If the Maker’s folks were going to build a new set of infrastructure to make Maker’s46 year around, it only made sense to do something more with it. Until recently, Maker’s Mark was the only major Kentucky bourbon distillery without a private barrel program of some kind. The reason for that was straightforward: Maker’s invests substantial labor into rotating their barrels in the warehouse so as to achieve consistent maturation. If every barrel of bourbon they mature is very nearly the same as every other barrel, there is no basis for either a single barrel or private barrel version.

Expanding Maker’s 46 production allowed them to create that private barrel program on the basis of letting customers customize stave inserts for their own barrel finish. Many bourbon enthusiasts are familiar with the results by now, since their favorite liquor store or bar probably has a private barrel of Maker’s Mark finished to their own specifications. All of that came from Maker’s 46.

The Bourbon
The look here is what you can see in the bottle: light, coppered amber. I’ve always thought Maker’s coloring was a bit lighter than many bourbons of similar age (approximately six years) and bottled at the same proof (94 in this case), and this is no exception. The coating of the glass was quite viscous, though, dropping just a few moderate tears.

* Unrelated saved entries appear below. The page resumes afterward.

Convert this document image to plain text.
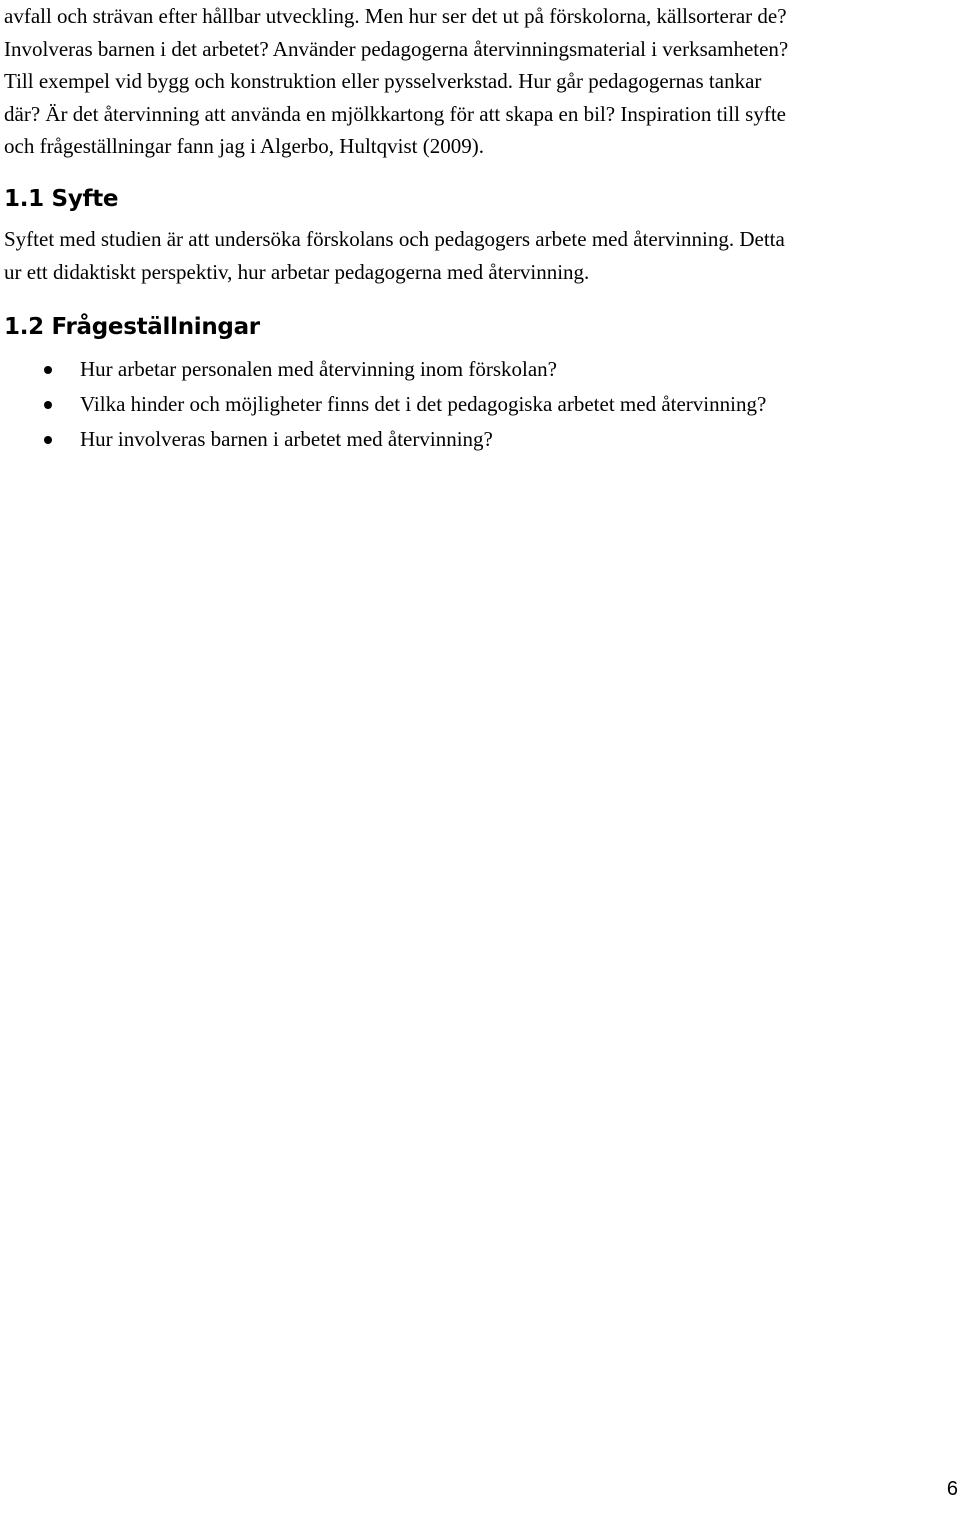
avfall och strävan efter hållbar utveckling. Men hur ser det ut på förskolorna, källsorterar de?
Involveras barnen i det arbetet? Använder pedagogerna återvinningsmaterial i verksamheten?
Till exempel vid bygg och konstruktion eller pysselverkstad. Hur går pedagogernas tankar
där? Är det återvinning att använda en mjölkkartong för att skapa en bil? Inspiration till syfte
och frågeställningar fann jag i Algerbo, Hultqvist (2009).

1.1 Syfte

Syftet med studien är att undersöka förskolans och pedagogers arbete med återvinning. Detta
ur ett didaktiskt perspektiv, hur arbetar pedagogerna med återvinning.

1.2 Frågeställningar
Hur arbetar personalen med återvinning inom förskolan?
Vilka hinder och möjligheter finns det i det pedagogiska arbetet med återvinning?
Hur involveras barnen i arbetet med återvinning?
6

The nose is classic Maker’s, but with a solid twist on it. The deep vanilla, sweetness, and toasty white bread are there, with the expected floral softness, but now with a note of toffee, a little extra spicy cinnamon and a certain dry quality to it.

The tasting keeps on in that Maker’s plus something else vein. It’s a creamy bourbon with a soft profile, predominately sweet and caramel in the main. But that current of cookie spices is there too, like someone put a bit too much cinnamon into the spice mix: “A dash of nutmeg, a dash of allspice, ooops! Too much cinnamon, but I guess I’ll run with it.” The flavor is a bit oakier than the nose suggested, and the touch of dryness comes on at the end.

From there the finish is light and soft, a bit oaky and a bit dry and spicy. As that fades away, I was left with a little dried grassiness. Overall, this stage is modest and wraps up quickly.

Maker’s 46 is one of those items that any fan of what Maker’s does has to pick up every now and again. It’s also such a lovely sipper that a bourbon fan should at least try it. Moreover, if spicier, high rye bourbons turn you off, give this one a try. It’s got some spice to it, but retains that expected softness of a wheated bourbon, and that might just make for a nice change of pace.

The Price
Expect to pay $40 to $48 for it in the US. Over in Europe, about £33 or €38 is pretty normal.